Francesco Rutelli and Antiquities

This is an appropriate moment to pay tribute to Francesco Rutelli, the out-going Italian Minister for Culture.

He came into post in May 2006 and his name was quickly associated with the fight to combat the looting of Etruscan cemeteries.
  • "The Tomb of the Roaring Lions" at Veio (June 2006). Rutelli: "Sometimes the smugglers arrive before the archaeologists, but luckily they could not remove the frescoes" ("Suspected tomb raider leads archaeologists to frescoed Etruscan tomb near Rome", AP, June 16, 2006).
Within a month he was negotiating with the J. Paul Getty Museum:
  • Rutelli: "When I talk about cooperation, it is also to give the new Getty management the opportunity to show they want to close an era" (Elisabetta Povoledo, "Italy Calls Its Talks With Getty Productive", New York Times, June 20, 2006).
In September 2006 thirteen antiquities were returned from Boston, and the Getty returned forty pieces to Italy in November 2006 and August 2007. The results of these negotiations went on display in the the first of two exhibitions, "Nostoi", of returned antiquities in Rome, December 2007. These were supplemented in January 2008 by ten items from New York collector Shelby White.

But the highlight was the triumphal return in January 2008 of the Sarpedon krater from the Metropolitan Museum of Art in New York.

One of the exit routes for antiquities looted from Italy has been Switzerland.
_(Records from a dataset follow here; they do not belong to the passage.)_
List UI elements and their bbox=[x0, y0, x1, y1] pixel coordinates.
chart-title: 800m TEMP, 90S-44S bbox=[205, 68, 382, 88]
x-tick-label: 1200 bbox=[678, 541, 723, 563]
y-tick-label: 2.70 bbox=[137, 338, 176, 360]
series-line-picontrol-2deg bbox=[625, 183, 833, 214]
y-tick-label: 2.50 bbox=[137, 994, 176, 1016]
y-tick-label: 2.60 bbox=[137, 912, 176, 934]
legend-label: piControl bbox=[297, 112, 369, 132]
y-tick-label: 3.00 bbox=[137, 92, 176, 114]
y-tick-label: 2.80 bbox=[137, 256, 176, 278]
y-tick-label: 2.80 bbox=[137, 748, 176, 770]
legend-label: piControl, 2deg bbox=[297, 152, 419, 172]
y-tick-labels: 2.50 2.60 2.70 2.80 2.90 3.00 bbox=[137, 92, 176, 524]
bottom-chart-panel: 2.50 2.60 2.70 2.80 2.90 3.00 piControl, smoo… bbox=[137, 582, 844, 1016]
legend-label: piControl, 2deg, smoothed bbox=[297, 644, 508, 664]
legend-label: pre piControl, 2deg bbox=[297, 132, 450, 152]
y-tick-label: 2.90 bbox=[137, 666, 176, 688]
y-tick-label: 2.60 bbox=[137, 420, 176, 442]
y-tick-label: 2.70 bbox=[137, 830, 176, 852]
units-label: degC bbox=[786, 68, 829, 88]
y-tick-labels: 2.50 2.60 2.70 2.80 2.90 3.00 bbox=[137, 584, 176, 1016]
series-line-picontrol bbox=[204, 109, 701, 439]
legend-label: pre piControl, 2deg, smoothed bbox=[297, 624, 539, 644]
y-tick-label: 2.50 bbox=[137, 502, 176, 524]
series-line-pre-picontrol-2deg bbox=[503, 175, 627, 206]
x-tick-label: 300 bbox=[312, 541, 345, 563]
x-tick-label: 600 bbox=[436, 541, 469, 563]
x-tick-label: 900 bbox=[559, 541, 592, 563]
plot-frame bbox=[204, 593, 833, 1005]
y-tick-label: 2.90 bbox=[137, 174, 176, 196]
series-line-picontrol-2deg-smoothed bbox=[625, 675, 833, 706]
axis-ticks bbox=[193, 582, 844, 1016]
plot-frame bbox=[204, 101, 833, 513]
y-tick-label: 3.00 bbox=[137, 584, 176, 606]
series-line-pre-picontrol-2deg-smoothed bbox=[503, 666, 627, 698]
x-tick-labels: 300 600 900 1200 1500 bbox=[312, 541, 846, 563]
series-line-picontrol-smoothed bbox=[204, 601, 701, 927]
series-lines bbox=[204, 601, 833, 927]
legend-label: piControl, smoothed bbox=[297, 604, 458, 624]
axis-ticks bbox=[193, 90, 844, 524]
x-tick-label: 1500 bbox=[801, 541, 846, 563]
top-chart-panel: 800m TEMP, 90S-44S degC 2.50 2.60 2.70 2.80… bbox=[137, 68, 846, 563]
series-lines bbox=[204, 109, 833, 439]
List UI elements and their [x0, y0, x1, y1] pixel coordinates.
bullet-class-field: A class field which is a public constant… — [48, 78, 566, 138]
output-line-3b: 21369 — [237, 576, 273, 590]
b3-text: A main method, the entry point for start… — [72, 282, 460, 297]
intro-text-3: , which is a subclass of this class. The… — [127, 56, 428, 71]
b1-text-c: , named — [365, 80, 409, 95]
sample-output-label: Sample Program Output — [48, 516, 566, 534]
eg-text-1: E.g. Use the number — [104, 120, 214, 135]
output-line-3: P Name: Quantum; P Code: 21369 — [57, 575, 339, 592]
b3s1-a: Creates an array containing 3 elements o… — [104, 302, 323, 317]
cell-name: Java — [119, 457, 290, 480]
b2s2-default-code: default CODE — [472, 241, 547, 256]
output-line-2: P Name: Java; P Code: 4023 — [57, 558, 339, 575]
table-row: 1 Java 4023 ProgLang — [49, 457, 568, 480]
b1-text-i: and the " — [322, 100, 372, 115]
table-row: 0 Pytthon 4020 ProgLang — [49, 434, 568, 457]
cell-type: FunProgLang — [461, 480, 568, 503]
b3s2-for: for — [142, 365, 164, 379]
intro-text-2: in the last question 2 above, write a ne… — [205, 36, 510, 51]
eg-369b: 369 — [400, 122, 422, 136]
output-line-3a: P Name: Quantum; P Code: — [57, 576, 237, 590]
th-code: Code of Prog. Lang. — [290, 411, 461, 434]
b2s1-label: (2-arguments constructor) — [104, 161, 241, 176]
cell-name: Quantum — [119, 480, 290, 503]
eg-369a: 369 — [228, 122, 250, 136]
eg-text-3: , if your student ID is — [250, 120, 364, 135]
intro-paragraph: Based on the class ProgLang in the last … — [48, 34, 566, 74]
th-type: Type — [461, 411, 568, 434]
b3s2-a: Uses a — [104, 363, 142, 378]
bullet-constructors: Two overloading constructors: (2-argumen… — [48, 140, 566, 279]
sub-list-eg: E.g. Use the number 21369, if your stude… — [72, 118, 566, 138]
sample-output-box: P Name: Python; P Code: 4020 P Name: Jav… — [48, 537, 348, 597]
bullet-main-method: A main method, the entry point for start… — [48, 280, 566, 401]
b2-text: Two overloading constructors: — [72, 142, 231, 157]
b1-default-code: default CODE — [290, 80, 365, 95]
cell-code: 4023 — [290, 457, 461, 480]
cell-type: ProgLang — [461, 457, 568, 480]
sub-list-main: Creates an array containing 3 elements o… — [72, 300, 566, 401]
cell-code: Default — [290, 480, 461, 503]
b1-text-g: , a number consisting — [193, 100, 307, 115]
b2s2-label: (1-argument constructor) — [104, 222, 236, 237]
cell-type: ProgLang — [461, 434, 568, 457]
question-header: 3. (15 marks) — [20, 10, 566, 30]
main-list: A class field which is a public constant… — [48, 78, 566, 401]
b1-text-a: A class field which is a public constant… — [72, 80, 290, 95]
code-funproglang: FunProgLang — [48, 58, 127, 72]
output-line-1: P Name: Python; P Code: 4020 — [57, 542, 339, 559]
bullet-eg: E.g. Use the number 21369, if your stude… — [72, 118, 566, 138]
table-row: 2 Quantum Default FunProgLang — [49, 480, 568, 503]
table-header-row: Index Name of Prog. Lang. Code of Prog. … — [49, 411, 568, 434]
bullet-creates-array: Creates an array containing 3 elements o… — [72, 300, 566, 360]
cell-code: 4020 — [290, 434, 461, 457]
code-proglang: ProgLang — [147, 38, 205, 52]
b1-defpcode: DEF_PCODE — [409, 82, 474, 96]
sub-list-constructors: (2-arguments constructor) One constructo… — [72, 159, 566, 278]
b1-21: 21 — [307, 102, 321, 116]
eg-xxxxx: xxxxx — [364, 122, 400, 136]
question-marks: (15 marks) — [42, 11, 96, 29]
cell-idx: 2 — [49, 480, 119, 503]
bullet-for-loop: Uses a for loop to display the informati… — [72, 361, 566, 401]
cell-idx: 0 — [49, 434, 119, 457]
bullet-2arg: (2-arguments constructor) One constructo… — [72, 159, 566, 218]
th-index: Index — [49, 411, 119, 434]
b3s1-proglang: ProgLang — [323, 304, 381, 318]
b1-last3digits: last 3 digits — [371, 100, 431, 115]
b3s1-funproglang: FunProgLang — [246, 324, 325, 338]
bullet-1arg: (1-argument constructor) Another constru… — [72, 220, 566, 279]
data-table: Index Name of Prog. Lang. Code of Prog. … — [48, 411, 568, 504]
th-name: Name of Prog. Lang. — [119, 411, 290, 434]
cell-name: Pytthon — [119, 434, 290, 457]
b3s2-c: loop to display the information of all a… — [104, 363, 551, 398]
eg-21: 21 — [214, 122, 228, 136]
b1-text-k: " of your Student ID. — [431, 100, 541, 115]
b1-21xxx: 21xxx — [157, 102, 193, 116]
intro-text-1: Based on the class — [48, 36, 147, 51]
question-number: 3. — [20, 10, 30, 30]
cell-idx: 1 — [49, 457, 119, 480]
A new deal was signed between Italy and Switzerland in October 2006 and Rutelli made the point, "Traffickers will have to go somewhere else" (Ariel David, "Italy and Switzerland sign deal to combat antiquities trafficking", AP, October 20, 2006).

But Rutelli was interested in the international market and he ensured that Italy returned looted antiquities to Pakistan (June 2007) and Iran (November 2007).

Rutelli's forceful, yet gracious, discussions with museum directors have highlighted the problems associated with acquiring recently surfaced antiquities. Curators have started to take the due diligence process a little more seriously in the light of his campaign.